Wohnungsnot gefährdet Wettbewerbsfähigkeit – Umfrage von IHK und FSB zeigt „dramatische Ausmaße“ Bauen in Baden | 10.02.2025 | Lars Bargmann

Blickfang im Neubauviertel: Das Büro Netzwerkarchitekten (Darmstadt) hat sich mit diesem Entwurf durchgesetzt. Zusammen mit einem zweiten Gebäude in Kleineschholz realisiert die Stadtbau das Pilotprojekt „Mitarbeiterwohnen Konzern Stadt“. Blickfang im Neubauviertel: Das Büro Netzwerkarchitekten (Darmstadt) hat sich mit diesem Entwurf durchgesetzt. Zusammen mit einem zweiten Gebäude in Kleineschholz realisiert die Stadtbau das Pilotprojekt „Mitarbeiterwohnen Konzern Stadt“.
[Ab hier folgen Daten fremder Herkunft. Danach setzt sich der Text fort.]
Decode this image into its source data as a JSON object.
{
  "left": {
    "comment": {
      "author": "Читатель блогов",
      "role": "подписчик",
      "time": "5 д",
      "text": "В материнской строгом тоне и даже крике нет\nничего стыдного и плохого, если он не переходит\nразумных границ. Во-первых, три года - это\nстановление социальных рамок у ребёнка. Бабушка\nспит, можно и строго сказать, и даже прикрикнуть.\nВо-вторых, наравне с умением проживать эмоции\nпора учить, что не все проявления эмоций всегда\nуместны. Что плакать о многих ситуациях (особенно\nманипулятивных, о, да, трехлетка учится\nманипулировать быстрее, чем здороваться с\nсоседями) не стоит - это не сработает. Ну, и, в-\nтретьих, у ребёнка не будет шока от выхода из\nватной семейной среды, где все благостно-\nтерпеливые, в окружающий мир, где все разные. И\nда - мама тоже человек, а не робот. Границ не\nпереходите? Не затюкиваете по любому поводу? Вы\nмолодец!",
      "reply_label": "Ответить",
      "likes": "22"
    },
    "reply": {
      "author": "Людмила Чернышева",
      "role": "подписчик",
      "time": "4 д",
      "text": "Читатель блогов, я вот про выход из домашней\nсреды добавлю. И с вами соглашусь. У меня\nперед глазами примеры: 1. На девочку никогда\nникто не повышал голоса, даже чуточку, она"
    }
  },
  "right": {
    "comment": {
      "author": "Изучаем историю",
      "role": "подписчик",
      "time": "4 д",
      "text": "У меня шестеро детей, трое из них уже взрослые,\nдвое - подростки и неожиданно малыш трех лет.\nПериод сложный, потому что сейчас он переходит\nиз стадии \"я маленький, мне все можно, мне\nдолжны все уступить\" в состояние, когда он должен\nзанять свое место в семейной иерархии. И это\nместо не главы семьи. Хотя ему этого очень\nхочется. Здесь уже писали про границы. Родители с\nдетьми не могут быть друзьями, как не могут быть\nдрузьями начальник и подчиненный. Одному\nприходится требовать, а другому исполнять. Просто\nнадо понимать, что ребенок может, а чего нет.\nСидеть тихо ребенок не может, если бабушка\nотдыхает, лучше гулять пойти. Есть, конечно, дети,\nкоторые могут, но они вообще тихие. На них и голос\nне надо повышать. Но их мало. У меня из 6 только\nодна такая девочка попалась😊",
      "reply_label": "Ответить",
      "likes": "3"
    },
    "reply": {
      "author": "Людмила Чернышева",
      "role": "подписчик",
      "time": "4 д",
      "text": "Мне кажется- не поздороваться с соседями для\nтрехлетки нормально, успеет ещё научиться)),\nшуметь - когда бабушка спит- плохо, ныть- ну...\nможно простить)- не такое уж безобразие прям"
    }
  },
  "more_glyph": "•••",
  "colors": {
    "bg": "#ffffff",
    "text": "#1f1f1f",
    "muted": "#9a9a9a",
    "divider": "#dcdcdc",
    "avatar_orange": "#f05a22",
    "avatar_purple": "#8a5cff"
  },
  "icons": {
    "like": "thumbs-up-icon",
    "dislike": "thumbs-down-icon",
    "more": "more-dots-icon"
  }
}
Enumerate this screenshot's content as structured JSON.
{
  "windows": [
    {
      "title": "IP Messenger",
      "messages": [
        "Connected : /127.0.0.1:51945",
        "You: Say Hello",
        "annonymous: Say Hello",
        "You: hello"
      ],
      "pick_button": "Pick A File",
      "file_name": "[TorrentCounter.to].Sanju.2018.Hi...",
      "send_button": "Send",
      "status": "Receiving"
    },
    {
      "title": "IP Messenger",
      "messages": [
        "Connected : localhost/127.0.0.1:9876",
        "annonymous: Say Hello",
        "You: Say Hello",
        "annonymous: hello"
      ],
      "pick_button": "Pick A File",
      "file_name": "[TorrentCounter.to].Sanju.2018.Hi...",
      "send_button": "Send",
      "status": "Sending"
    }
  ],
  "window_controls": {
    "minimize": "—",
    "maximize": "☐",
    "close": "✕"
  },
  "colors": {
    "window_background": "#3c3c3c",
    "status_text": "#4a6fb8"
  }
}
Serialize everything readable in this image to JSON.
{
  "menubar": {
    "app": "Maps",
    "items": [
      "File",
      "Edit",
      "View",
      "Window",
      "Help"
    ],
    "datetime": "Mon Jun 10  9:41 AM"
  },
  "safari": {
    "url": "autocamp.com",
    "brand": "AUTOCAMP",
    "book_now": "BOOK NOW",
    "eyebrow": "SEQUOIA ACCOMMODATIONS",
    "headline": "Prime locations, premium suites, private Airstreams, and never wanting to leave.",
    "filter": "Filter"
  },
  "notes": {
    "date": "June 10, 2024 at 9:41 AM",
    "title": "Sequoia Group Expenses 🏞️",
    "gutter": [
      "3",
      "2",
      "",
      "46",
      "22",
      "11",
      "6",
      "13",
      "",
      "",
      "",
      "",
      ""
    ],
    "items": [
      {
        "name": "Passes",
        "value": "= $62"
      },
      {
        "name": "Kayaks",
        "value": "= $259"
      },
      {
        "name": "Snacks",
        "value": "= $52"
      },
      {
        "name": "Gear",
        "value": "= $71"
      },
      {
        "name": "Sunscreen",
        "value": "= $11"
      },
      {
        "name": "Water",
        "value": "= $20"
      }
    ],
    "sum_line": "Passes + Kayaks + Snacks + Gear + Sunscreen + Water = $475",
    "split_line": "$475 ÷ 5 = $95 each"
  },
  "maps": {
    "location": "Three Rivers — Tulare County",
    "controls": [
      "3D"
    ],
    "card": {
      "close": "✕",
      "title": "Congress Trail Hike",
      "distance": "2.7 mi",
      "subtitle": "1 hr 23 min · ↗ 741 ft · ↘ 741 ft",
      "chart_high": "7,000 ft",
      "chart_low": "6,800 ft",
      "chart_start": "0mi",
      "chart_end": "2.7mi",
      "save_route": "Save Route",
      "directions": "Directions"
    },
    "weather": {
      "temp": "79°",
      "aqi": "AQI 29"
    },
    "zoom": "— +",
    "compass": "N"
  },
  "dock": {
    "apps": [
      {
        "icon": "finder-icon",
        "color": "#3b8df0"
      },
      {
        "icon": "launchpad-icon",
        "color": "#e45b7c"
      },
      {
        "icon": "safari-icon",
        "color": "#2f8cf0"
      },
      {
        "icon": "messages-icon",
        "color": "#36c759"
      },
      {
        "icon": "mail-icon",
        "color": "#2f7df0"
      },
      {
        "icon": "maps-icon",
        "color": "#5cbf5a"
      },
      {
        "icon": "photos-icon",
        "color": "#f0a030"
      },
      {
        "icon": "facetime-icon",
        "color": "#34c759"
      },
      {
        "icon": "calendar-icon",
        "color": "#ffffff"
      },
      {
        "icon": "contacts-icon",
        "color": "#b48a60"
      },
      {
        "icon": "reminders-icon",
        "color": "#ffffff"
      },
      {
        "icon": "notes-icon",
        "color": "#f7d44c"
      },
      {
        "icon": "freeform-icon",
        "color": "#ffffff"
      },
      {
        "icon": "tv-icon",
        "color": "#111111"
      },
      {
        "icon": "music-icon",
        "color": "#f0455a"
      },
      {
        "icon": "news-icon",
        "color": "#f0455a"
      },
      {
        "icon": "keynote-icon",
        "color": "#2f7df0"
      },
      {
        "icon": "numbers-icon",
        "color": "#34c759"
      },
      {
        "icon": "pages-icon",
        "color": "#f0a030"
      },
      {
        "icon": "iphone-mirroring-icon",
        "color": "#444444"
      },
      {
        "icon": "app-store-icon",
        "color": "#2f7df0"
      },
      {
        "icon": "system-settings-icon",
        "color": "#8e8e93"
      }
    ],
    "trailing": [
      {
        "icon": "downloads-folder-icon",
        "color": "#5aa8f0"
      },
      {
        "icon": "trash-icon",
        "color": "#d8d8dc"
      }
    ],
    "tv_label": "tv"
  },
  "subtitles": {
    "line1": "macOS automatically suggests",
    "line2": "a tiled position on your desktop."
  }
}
Der Mangel an Wohnungen wächst sich in der Region mehr und mehr zu einem Standortnachteil aus. Drei von vier Betrieben in der Region sehen in einer aktuellen Umfrage in der Wohnungsnot ein Problem für die Zukunft. „Das sind alarmierende Zahlen“, sagt der stellvertretende Hauptgeschäftsführer der Industrie- und Handelskammer südlicher Oberrhein (IHK) Alwin Wagner. Immer mehr Unternehmen arbeiten dagegen und investieren aktuell in Mitarbeiterwohnungen. In der halben Republik.

Die ohnehin schwierige Suche nach Fachkräften wird durch den Mangel an Wohnungen noch erschwert. 75 Prozent der teilnehmenden Unternehmen im Südwesten befürchten, dass sie durch die Wohnungsnot in Zukunft Nachteile bei der Gewinnung von Beschäftigten bekommen werden. Mehr als 60 Prozent schätzen dieses Risiko bereits jetzt als „hoch“ oder „sehr hoch“ ein. Das kam bei der Umfrage heraus, die die IHK gemeinsam mit der Freiburger Stadtbau GmbH (FSB) erstellt hat.

Bereits bei der IHK-Standortumfrage 2023 wurde der Wohnungsmangel von den Unternehmen als großer Risikofaktor genannt. „Das war der Anlass für uns, hier nachzuhaken“, schildert Wagner das Motiv zur aktuellen Umfrage „Wohnraum für Mitarbeitende“. Und: „Wir haben selbst schon erleben müssen, dass wir Beschäftigte verloren haben, weil sie in der Region keine Wohnung finden konnten.“

Überall in Deutschland investieren deswegen kommunale und private Unternehmen in neue oder gebrauchte Werkswohnungen. Die Stadtwerke München haben angekündigt, bis 2030 insgesamt 3000 Mitarbeiter-Wohnungen im Bestand zu haben. Aktuell sind es 1400. Die Hamburger Hochbahn, das zweitgrößte Nahverkehrsunternehmen in Deutschland, will auf dem Grundstück des ehemaligen Tram-Depots in Altona mit ihrer Tochter HSG (Hamburger Siedlungsgesellschaft GmbH) bis 2031 rund 400 Werkswohnungen bauen. 2041 hat sie bereits im Bestand.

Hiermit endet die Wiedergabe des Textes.